What we're moving toward is a world where everyone works together on everything, with the leaders being those who implement best. That's a world where U.S. manufacturers can compete.
Written by Dana Blankenhorn, Inactive

The assumption that the U.S. leads because of Intellectual Property, and thus that the developing world mainly benefits from open source, may need some re-evaluating.

There are a growing number of areas where the U.S. is falling behind. Manufacturing, for one. And this week I took two interviews about how open source may help us come back.

OpenMFG has launched a Drupal site to accelerate work on its ERP Suite and report writer. "We’re trying to open up the issue tracking system, which a lot of people don’t do," said CEO Ned Lilly.

This is an important point because there are as many levels of open as there are folks to interpret the word. There's open as in free, open as in licensing, and open as in transparent. Each is a little more open than the other. Transparent development is about as open as it gets.
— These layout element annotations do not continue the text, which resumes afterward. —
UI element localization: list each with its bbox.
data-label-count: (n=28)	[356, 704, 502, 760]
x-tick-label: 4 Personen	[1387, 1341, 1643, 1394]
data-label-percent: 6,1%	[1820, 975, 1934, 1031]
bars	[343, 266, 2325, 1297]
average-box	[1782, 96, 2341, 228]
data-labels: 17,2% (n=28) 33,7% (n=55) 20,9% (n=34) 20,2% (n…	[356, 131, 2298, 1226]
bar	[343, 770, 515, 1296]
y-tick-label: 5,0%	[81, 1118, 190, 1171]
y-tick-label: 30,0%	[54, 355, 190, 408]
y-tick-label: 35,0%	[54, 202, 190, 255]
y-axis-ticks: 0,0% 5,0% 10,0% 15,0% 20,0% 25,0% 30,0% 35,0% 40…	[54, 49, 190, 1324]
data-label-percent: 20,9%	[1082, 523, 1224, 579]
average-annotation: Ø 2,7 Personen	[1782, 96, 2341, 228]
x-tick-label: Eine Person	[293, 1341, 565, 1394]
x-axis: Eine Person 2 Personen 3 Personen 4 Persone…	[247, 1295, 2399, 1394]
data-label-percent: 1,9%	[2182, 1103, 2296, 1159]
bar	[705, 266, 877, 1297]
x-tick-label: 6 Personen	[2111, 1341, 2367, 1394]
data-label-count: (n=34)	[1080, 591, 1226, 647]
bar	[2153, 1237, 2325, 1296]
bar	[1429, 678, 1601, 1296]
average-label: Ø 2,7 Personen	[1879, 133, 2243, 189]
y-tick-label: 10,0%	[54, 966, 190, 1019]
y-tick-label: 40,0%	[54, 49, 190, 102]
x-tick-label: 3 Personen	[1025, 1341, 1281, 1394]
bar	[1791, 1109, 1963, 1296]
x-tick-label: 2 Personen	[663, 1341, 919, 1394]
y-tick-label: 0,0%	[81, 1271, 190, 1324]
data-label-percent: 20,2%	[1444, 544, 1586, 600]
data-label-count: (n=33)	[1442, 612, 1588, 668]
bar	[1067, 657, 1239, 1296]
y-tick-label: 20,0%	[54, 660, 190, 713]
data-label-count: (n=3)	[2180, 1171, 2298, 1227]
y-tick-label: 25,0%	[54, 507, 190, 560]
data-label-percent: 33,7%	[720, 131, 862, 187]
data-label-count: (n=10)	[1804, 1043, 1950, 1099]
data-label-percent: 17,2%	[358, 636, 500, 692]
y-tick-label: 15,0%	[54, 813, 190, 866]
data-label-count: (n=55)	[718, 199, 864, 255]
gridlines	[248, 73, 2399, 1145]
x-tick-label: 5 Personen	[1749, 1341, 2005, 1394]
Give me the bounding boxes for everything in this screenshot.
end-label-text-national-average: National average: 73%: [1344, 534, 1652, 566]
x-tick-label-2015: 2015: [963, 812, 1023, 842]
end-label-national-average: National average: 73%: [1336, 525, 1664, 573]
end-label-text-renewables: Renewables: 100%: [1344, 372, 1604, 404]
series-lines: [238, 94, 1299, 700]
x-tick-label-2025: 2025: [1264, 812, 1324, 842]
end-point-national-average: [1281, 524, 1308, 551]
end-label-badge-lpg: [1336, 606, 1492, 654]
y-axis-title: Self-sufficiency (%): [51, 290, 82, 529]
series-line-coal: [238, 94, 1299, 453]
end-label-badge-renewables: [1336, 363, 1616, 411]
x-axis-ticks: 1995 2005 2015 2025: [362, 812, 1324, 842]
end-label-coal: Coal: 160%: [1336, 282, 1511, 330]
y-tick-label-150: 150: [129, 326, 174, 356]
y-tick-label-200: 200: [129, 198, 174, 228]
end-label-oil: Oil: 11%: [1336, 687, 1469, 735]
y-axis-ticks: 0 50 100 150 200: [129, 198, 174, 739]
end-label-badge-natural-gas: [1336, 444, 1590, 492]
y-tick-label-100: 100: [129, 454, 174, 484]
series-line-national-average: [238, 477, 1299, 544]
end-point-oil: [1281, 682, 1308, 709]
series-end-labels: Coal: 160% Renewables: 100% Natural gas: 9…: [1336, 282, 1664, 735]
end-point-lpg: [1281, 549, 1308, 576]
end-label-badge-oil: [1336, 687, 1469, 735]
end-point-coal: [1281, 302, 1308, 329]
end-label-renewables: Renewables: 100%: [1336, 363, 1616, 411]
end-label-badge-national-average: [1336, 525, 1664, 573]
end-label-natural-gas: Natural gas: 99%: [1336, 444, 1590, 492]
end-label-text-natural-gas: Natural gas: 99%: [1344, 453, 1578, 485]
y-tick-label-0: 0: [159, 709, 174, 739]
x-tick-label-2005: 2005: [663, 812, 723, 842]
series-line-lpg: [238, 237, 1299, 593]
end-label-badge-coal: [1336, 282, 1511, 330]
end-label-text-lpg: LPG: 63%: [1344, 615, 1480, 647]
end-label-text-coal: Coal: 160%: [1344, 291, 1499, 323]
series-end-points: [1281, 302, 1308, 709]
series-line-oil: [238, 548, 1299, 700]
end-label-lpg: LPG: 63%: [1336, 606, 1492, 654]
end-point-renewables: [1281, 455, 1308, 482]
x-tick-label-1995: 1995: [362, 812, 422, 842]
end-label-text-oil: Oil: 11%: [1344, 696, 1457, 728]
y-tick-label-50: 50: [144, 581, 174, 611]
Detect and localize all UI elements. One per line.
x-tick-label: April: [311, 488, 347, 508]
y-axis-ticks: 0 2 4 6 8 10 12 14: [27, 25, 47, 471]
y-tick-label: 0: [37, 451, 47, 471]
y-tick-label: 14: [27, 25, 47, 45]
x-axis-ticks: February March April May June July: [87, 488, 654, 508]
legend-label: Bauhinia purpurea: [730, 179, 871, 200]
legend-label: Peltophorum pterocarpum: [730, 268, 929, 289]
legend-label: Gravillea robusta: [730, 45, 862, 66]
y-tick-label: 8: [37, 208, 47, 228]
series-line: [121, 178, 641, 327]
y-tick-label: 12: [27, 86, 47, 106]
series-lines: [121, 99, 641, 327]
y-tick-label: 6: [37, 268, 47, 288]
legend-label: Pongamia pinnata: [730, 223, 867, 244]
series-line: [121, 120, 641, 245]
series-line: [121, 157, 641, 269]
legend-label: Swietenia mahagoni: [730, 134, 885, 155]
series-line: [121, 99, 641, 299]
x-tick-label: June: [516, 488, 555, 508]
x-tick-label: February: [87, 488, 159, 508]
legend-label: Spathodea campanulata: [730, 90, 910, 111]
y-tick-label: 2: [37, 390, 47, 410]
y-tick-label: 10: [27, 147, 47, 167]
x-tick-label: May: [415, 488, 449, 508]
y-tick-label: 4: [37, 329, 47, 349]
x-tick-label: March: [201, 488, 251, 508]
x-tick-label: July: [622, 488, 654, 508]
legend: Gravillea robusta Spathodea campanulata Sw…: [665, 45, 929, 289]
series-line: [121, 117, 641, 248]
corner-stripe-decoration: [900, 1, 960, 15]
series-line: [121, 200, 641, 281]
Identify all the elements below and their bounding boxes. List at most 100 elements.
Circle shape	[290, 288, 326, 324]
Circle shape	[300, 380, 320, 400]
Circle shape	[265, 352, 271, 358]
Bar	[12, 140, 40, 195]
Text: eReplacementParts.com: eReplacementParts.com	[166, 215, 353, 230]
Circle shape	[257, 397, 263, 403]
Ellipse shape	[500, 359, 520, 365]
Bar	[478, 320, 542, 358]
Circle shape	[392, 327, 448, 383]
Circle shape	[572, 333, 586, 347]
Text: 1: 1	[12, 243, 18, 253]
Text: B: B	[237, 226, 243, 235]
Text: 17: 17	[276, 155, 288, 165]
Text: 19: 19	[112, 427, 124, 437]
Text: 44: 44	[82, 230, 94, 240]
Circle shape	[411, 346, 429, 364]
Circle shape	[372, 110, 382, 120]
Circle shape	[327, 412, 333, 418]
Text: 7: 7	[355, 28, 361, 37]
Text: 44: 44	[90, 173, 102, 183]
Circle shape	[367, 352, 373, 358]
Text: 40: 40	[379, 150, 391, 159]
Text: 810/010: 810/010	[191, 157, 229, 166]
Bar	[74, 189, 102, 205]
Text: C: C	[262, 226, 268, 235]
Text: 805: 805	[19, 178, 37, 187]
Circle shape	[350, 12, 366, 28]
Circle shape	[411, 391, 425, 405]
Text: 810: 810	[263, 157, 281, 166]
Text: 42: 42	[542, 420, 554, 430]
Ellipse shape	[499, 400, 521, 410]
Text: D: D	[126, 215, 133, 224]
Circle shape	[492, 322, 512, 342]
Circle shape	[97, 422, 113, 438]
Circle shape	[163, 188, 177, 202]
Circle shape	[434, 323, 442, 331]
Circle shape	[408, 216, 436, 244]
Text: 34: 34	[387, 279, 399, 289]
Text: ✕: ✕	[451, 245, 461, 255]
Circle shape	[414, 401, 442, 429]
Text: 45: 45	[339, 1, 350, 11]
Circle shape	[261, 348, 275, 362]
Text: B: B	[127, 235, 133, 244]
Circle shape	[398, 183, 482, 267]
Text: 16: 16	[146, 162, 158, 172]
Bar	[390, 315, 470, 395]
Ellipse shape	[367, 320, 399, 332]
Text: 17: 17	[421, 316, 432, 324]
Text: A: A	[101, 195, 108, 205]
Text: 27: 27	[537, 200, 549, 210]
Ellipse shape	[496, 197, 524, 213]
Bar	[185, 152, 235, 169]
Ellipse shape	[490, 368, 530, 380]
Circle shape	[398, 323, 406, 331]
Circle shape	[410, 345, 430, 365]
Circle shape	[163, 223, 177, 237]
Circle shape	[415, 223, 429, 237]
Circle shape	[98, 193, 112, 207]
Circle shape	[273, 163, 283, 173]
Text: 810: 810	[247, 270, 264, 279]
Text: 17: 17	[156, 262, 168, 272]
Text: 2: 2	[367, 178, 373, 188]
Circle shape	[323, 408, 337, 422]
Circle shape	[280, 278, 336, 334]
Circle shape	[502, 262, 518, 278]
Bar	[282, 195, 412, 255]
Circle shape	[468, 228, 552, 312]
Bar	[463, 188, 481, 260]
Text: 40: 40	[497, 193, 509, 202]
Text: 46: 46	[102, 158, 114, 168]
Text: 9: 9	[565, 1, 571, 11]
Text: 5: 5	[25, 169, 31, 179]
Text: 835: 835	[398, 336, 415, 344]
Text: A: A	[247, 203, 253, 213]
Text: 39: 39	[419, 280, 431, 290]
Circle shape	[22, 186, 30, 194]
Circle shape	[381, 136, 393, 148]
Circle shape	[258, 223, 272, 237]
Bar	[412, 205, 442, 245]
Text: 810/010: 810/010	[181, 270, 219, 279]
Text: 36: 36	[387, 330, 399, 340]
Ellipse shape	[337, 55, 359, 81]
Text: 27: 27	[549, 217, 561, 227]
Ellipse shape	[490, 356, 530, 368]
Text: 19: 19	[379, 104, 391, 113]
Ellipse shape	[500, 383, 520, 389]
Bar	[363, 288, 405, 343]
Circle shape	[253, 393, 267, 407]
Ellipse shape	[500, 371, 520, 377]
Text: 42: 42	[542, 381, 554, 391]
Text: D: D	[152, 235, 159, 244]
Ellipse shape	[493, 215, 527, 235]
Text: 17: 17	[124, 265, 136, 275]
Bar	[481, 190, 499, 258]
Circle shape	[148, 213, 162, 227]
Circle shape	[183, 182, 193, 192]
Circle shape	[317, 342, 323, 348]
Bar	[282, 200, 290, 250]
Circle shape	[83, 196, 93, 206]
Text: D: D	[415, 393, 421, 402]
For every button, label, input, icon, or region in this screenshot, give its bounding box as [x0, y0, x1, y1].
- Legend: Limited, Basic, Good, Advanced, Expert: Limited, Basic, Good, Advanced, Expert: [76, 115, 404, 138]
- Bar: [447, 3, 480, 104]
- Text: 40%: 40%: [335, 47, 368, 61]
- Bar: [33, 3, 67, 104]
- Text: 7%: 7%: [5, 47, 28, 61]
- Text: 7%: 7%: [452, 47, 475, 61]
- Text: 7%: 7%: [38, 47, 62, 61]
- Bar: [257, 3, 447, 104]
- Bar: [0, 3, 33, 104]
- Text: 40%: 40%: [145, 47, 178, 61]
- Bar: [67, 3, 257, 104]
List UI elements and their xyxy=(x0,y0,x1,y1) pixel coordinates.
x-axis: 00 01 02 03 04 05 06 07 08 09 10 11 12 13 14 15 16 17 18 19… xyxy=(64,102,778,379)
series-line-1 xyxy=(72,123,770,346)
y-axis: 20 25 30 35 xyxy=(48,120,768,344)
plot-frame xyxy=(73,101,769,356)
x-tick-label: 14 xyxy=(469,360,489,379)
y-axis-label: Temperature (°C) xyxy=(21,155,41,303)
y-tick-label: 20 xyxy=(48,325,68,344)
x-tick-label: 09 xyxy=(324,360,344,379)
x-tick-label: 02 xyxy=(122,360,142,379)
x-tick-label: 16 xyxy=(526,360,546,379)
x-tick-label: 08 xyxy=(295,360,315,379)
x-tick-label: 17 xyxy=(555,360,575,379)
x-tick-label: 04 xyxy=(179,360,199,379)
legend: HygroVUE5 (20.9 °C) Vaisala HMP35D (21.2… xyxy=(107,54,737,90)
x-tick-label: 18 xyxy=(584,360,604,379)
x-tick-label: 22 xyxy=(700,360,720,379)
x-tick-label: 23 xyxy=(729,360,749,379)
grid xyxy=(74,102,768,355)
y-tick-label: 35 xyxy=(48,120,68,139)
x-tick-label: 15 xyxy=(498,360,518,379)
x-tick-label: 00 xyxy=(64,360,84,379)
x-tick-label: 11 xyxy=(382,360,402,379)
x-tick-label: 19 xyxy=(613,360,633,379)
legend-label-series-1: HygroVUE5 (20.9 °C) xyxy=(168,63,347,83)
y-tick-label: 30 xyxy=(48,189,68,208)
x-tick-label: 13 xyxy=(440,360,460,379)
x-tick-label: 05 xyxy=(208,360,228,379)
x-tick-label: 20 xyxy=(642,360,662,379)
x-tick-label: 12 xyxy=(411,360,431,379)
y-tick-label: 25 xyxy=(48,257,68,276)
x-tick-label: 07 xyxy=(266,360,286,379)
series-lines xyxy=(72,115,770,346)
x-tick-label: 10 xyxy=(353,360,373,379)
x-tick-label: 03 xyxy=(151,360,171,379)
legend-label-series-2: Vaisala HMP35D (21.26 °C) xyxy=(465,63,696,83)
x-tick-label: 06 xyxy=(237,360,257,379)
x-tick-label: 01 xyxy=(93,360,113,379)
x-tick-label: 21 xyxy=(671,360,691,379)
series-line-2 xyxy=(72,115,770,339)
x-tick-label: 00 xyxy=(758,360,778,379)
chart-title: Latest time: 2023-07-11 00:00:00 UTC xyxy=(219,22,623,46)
Then Kurt Sand, senior manager at Telelogic Solutions, reported in to tell me about that company's commitment to the Eclipse Process Framework.

Here the word commitment is meant literally -- the company has "commiters" working actively on code for Requirements-Driven Development, Model Driven Architecture, Enterprise Change Management, and Systems and Software Development.

Sand said the resulting tools will be "minimal, complete and extensible," a system that works not just for software development but all "enterprise processes."

What we're moving toward is a world where everyone works together on everything, with the leaders being those who implement best. That's a world where U.S. manufacturers can compete.